There was another kid who sang the rest of the song with me, but I had the solo. The iconic solo. The solo that helped to sell your product for nearly four decades now. The solo from the jingle featured on your website, a Food Network special, a rap song, and embedded in the brains of three generations.
I am not sure where I heard this, but I understand that jingle is the longest running cartoon commercial in the history of the world. It's probably true.
To be perfectly upfront, I wasn't hired by you. A musician friend of my dad's was hired to write and record the song, and he hired me and the kid of another musician friend to sing it. I was nine, the other kid was 13. We weren't pros. We were just little kids who could sing and were given the opportunity to do this cool thing. We had no idea how cool it would turn out to be.
We were paid by that guy. We each got 50 dollars in cash in a white envelope. There were no contracts, and no relevant labor laws yet. I worked 13 hours straight that day. I loved every second of it and remember it vividly, although it was 39 years ago. I like to say it was the best day of my life. It's probably true.
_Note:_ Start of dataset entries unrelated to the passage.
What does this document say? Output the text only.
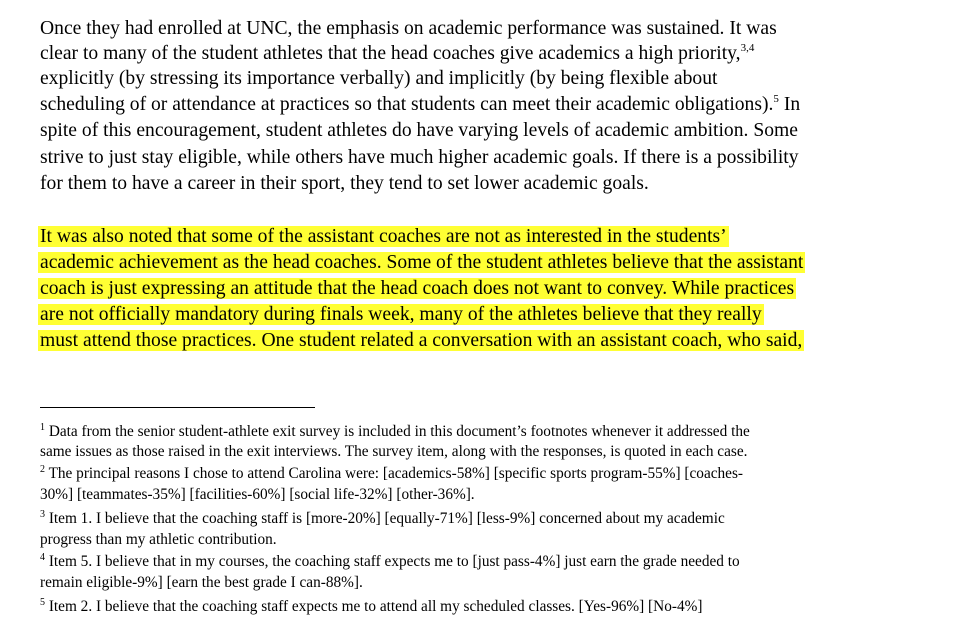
Once they had enrolled at UNC, the emphasis on academic performance was sustained. It was
clear to many of the student athletes that the head coaches give academics a high priority,$^{3,4}$
explicitly (by stressing its importance verbally) and implicitly (by being flexible about
scheduling of or attendance at practices so that students can meet their academic obligations).$^5$ In
spite of this encouragement, student athletes do have varying levels of academic ambition. Some
strive to just stay eligible, while others have much higher academic goals. If there is a possibility
for them to have a career in their sport, they tend to set lower academic goals.
It was also noted that some of the assistant coaches are not as interested in the students’
academic achievement as the head coaches. Some of the student athletes believe that the assistant
coach is just expressing an attitude that the head coach does not want to convey. While practices
are not officially mandatory during finals week, many of the athletes believe that they really
must attend those practices. One student related a conversation with an assistant coach, who said,
$^1$ Data from the senior student-athlete exit survey is included in this document’s footnotes whenever it addressed the
same issues as those raised in the exit interviews. The survey item, along with the responses, is quoted in each case.
$^2$ The principal reasons I chose to attend Carolina were: [academics-58%] [specific sports program-55%] [coaches-
30%] [teammates-35%] [facilities-60%] [social life-32%] [other-36%].
$^3$ Item 1. I believe that the coaching staff is [more-20%] [equally-71%] [less-9%] concerned about my academic
progress than my athletic contribution.
$^4$ Item 5. I believe that in my courses, the coaching staff expects me to [just pass-4%] just earn the grade needed to
remain eligible-9%] [earn the best grade I can-88%].
$^5$ Item 2. I believe that the coaching staff expects me to attend all my scheduled classes. [Yes-96%] [No-4%]
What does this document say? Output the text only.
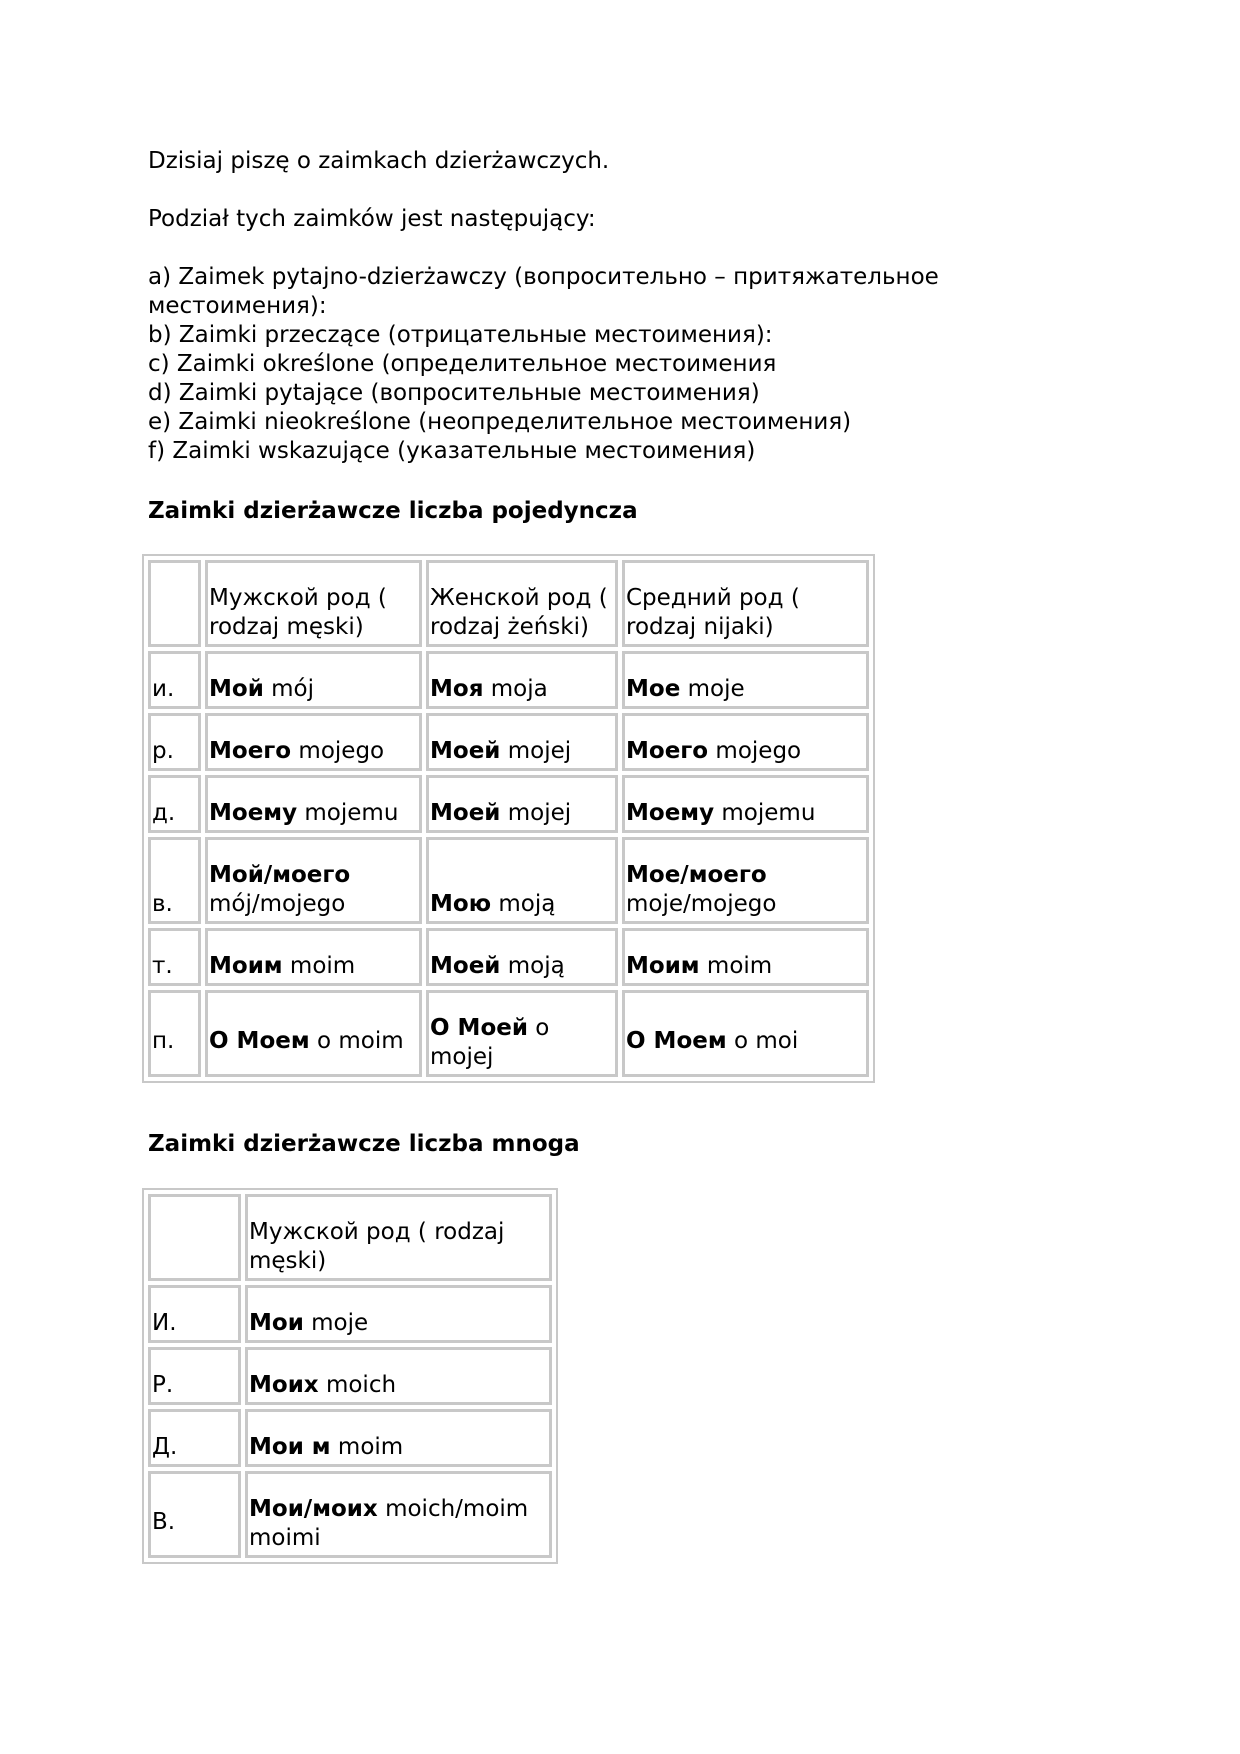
Dzisiaj piszę o zaimkach dzierżawczych.
Podział tych zaimków jest następujący:
a) Zaimek pytajno-dzierżawczy (вопросительно – притяжательное
местоимения):
b) Zaimki przeczące (отрицательные местоимения):
c) Zaimki określone (определительное местоимения
d) Zaimki pytające (вопросительные местоимения)
e) Zaimki nieokreślone (неопределительное местоимения)
f) Zaimki wskazujące (указательные местоимения)
Zaimki dzierżawcze liczba pojedyncza
	Мужской род ( rodzaj męski)	Женской род ( rodzaj żeński)	Средний род ( rodzaj nijaki)
и.	Мой mój	Моя moja	Мое moje
р.	Моего mojego	Моей mojej	Моего mojego
д.	Моему mojemu	Моей mojej	Моему mojemu
в.	Мой/моего mój/mojego	Мою moją	Мое/моего moje/mojego
т.	Моим moim	Моей moją	Моим moim
п.	О Моем o moim	О Моей o mojej	О Моем o moi
Zaimki dzierżawcze liczba mnoga
	Мужской род ( rodzaj męski)
И.	Мои moje
Р.	Моих moich
Д.	Мои м moim
В.	Мои/моих moich/moim moimi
Here's the hitch, and I've been thinking about this for literally 20 years. You made a killing off that song, and I got 50 dollars in cash in a white envelope. I wrote you about this when I was in my twenties and received a personally signed letter from company president Ellen R. Gordon. And, a box of Tootsie Roll products. I particularly liked the caramel covered apple lollipops. I did not like the part where Ms. Gordon stated that "[c]onsistent with our long standing policy, this ad was recorded on a work for hire bases, so there are no residuals."
Many years ago I went to law school, and though I don't practice anymore, I still know how to think like a lawyer - so I am aware that contract issues (and time) profoundly impact whether this is a "good case." Regardless, the law does not neatly tie up every issue on earth and sometimes the law doesn't truly address fairness. I am still considering my options. There are always options, and one is to publicly discuss this matter of fairness with the public at large.
I'm sure opinions will differ. I am of the opinion that sometimes a company should do the right thing by someone who, as it turns out, gave them a tremendous windfall. It's something to think about.